Comme je n'avais pas du tout l'intention d'ouvrir la lettre, je me suis contenté de rapatrier les caisses qu'Alfred Maznec avait laissées et dont j'étais persuadé que moi seul aurais le courage d'y jeter un oeil avant qu'elles ne finissent tout d'un bloc dans une usine de recyclage de papier. J'hésitais, en revanche, à prendre avec moi le bégonia posé en évidence dans la chambre, dont je pouvais à bon droit, me croire le destinataire. En l'emportant avec moi, je prenais le risque de répéter des gestes vieux d'à peine six mois. De décrire à nouveau, avec les mêmes mots, le même agacement, les bouleversements ridicules que cette intrusion avait provoquées. je prenais le risque de me retrouver six mois en arrière, regardant bêtement un bégonia, comme au premier jour, pas le premier janvier, date à laquelle, l'incompréhension me décida à évoquer feuilles, racines et fibrilles, mais la veille, le recevant des mains de cet ami que je n'ai plus revu depuis, presque ébranlé par cette apparition qui se dégorgera en auscultation, embarrassé par cette inexplicable présence et incapable depuis de trouver un usage même décoratif à ce présent.

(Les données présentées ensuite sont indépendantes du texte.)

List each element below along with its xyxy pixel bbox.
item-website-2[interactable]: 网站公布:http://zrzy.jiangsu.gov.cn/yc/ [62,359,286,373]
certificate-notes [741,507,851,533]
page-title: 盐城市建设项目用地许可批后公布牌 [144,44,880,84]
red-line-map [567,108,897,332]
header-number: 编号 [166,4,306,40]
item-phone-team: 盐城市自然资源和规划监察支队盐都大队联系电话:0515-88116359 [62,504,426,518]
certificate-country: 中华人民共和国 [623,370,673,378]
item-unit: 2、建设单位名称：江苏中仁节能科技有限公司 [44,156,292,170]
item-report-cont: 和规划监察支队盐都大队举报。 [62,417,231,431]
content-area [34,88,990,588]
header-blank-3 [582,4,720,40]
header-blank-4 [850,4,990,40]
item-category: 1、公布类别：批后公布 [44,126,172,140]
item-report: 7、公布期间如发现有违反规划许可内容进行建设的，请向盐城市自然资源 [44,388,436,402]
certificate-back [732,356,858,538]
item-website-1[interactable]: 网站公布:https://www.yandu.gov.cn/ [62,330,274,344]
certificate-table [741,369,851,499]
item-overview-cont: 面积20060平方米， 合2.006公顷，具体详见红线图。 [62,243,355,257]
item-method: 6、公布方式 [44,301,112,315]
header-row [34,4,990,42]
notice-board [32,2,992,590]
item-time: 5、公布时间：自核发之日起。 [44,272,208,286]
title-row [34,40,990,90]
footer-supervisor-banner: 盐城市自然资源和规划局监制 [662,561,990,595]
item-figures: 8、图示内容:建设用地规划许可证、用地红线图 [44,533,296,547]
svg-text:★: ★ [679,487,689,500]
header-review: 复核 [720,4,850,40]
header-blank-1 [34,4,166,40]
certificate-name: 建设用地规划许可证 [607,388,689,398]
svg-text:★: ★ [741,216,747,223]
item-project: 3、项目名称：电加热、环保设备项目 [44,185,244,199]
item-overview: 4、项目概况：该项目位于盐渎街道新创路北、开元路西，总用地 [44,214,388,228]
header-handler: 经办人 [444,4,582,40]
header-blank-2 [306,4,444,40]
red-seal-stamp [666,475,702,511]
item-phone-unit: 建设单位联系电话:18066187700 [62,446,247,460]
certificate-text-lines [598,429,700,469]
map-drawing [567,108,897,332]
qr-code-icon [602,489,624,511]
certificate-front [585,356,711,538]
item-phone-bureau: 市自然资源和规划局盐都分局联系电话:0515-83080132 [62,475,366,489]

Et, déjà, comme dans un mauvais rêves, les mêmes questions revenaient : ne faudrait-il pas le déposer aux pieds des poubelles dans l'arrière-cours de l'immeuble avec la certitude, déjà évoquée, que le pot et son contenu trouveront aussitôt preneur, ou, au contraire, parce que l'étrangeté sans être identique n'en est pas moins forte, ce bégonia, au deuxième degré pour ainsi dire, le garder avec moi, m'en occuper, ou, pour varier les plaisirs, recommencer un journal, un journal, second lui aussi, le laisser là, et tenir la chronique de sa mort, faute d'eau, de lumière, de musique ma main glissant chaque jour la clef dans la serrure, venant en voleur contempler le lent travail de la dessiccation, au bout de quelques semaines, si bien habitué à entrer en voleur dans cet appartement que je m'y sentirais comme chez moi, un second chez moi, un chez moi de culpabilité, un déversoir à miasmes, constater sa mort, dûment enregistrée dans ce second journal ? Chaque jour revenir dans l'appartement, ne plus m'étonner de son agencement, ne plus m'écrier devant la viduité du lieu, vide et veuvage, mais quel deuil ?
Brisons-là. Ou plutôt, comme dirait Ponge : brisons la, en parlant de la croûte. Car, il me vient une idée lumineuse : donner à ce bégonia en pot, ce nouveau bégonia, le destin de son propriétaire premier. Par la fenêtre, le corps à moitié penché, en raison du mouvement des bras le laissant choir, entraînant mon corps après eux dans un léger mouvement de bascule par dessus la balustrade, regardant pot et bégonia s'amenuiser au fil de la chute et se briser.